Friends, there is a confession I must make: I have a temper. I get frustrated on a regular basis, and angry occasionally, but every once in awhile, I lose my mind with rage. It's pretty epic.
Today I got so mad I told a woman that I hoped she died a horrible death.
You're probably thinking, "JAYZUS. This has nothing to do with sewing."
Except it has everything to do with sewing, because it involves the most beautiful machine I've ever laid my eyes on:
This morning, Mama and Papa Grand, Rob, and I all went to an antique fair. It's a great time (usually), and I especially love seeing the people who are trying to sell broken Toy Singers for $200. Ummm ... not so much.
We are walking around and nearly done with the fair when Rob and I stumble across this being used as a display in a man's booth. My heart drops - it's an instant case of LUST. I convince myself we have no room, not even for the price of $39. Yes, $39.
Eventually, both Mama and Papa Grand come over, they are trying to convince me to get it, I say we have no room, and Rob talks the guy down to $25. Boom. Rob hands over money, kisses my cheek, and we both agree that this 1935 sewing machine will be a stunning display in the window of the sewing studio I'm hoping to open in +5 years.
Unless of course we can get the electric extensions working and then I will be using this immediately.
Now, you may be wondering how this goes from such a glorious moment to one of complete horror. In the 30 seconds (that's not an exaggeration) between Rob handing the money to the guy and us standing there, basking in the beauty of this machine, a woman comes up and wiggles into our little circle. She asks how much the machine is, we say it's been sold - we've just bought it. She then pushes my mother's hand off of the extension and proceeds to try and look under the extension for a price. She lets go of the extension almost immediately in midair. The entire machine folds in on itself as the extension SNAPS closed so quickly that the cabinet is now damaged by the machine.
We all stand there in silence and horror as we reopen the machine and the once pristine extension is now marred with divots and scratches..
I nearly cried my eyes out, but I was so stunned that everything had turned so quickly. The woman defensively says, "I was just looking for a price! She had her hand on it! " We say to her, again, "We JUST bought it." "We told you it had been sold!" She just stood there grinning stupidly at us.
The poor vendor said he would give our money back, but we said no, we're taking the machine. The woman fled.
OH NO SHE DID NOT.
This is when the rage monster hit and I said, "Rob. I need to go say something to that woman." I follow her and wait until she comes out of another booth ... and then it was like the dragon was released.
Me: "I want to thank you for RUINING that machine I had just bought. YOU RUINED IT."
Her: "Well! HER hand was on it!" (meaning Mama Grand. Note to people: NEVER blame Mama Grand for anything. It will not work in your favor.)
Me: YOU. ARE. A. C---." (Turns and walks away.)

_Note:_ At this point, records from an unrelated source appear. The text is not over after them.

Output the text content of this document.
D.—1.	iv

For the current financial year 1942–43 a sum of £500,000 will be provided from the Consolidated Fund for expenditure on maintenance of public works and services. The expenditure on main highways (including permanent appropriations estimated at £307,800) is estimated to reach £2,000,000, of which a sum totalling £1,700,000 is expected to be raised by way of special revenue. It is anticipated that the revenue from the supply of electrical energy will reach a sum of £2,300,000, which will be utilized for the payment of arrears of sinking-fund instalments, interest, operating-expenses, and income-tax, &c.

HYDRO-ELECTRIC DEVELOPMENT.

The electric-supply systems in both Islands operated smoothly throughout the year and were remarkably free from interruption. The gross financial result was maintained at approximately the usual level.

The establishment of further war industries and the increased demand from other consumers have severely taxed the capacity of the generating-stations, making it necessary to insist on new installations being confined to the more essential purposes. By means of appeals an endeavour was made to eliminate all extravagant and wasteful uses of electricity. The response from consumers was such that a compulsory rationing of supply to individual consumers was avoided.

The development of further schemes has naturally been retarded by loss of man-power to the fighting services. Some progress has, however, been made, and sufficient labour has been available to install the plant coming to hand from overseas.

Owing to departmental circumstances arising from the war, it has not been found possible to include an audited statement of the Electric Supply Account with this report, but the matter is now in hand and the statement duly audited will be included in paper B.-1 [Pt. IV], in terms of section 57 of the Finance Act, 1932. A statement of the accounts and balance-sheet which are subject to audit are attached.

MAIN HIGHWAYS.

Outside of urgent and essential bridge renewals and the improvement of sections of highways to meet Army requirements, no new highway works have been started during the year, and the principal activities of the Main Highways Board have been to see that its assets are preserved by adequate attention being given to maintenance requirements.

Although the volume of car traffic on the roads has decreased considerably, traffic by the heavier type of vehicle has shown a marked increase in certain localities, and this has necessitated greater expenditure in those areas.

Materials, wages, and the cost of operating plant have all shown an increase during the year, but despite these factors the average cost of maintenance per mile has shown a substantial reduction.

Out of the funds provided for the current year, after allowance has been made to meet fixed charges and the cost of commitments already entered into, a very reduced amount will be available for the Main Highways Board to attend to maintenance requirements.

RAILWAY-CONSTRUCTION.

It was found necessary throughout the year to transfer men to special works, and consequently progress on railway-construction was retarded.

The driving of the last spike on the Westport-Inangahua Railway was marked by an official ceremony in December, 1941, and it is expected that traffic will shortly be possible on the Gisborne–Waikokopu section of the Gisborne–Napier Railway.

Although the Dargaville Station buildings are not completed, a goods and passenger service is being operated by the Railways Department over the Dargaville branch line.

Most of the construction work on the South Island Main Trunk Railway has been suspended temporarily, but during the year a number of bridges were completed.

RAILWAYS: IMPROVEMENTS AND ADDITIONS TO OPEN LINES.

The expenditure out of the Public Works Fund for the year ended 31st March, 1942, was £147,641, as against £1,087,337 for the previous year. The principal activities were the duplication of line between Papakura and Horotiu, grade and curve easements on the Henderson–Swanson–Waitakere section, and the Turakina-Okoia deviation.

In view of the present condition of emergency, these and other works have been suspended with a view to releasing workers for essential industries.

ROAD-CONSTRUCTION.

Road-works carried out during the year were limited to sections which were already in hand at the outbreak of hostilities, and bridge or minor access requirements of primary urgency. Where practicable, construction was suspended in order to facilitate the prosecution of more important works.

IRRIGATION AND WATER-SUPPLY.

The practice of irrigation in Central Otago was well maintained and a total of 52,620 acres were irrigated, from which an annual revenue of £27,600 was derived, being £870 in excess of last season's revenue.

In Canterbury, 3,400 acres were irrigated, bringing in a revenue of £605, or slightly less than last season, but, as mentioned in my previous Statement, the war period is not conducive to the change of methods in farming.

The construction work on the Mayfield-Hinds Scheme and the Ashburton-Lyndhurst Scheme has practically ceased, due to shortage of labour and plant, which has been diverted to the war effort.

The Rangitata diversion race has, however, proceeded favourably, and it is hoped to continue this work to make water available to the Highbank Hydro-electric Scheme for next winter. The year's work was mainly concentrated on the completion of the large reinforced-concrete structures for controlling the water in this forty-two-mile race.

Her: "You are so rude! Go to hell!"
Me: (Turns back around. Gets back in her face. Rob shoves me away) "I HOPE YOU DIE A HORRIBLE DEATH!"
Yep. And then I walked away again. If she had admitted that she had done it, if she had apologized, I might not have been so upset. Instead, she chose to blame other people for what she did and damaged something that had just been given to me.
Rob stays with her to try and get her name so he can file a police report/charges in civil court to pay for the damages and repairs. (Lawyers are sexy, y'all.) She won't give it, so Rob goes to get the police, who wouldn't take a report and get the woman's name because it's a civil matter. Once I hear that, I'm doubly glad I said what I did.
As you can guess from the above story, my new year's resolution of less fighting with strangers went completely out the window. It didn't have a chance.
After the incident, I went and sat in the car and shook for 20 minutes. I apologized to Mama and Papa, but they were angry too, so it was okay with them that I lost my mind temporarily. I also apologized to Rob, who kissed me and said he still loved me. I'm lucky to have him, folks.
*Interruption: Mama Grand just called on the phone and told me she "almost pulled a Megan." (I guess that's what we are calling it now?!) She's at the gas station and a woman was closing her gas cap with the same hand that was holding her lit cigarette.*
Friends, I do love this machine. It's still stunning despite the scratches and damage it sustained today, and once we have a definite place for it, I will open it up and display it always. I hope that my anger cools a bit so that I don't always think of the woman when I see those scratches, but that's hard to say: I've been known to hold grudges for at least a decade. I also hope that my tale of sewing machine rage hasn't shocked you too badly as you are the last people I would ever wish to offend - I look at you as my friends, so I hope you'll forgive me for the language included here today.
I'm off to drink some wine and shake off today with a bubble bath.
Have a fantastic evening all, and we'll resume with our normally scheduled happy Meg tomorrow.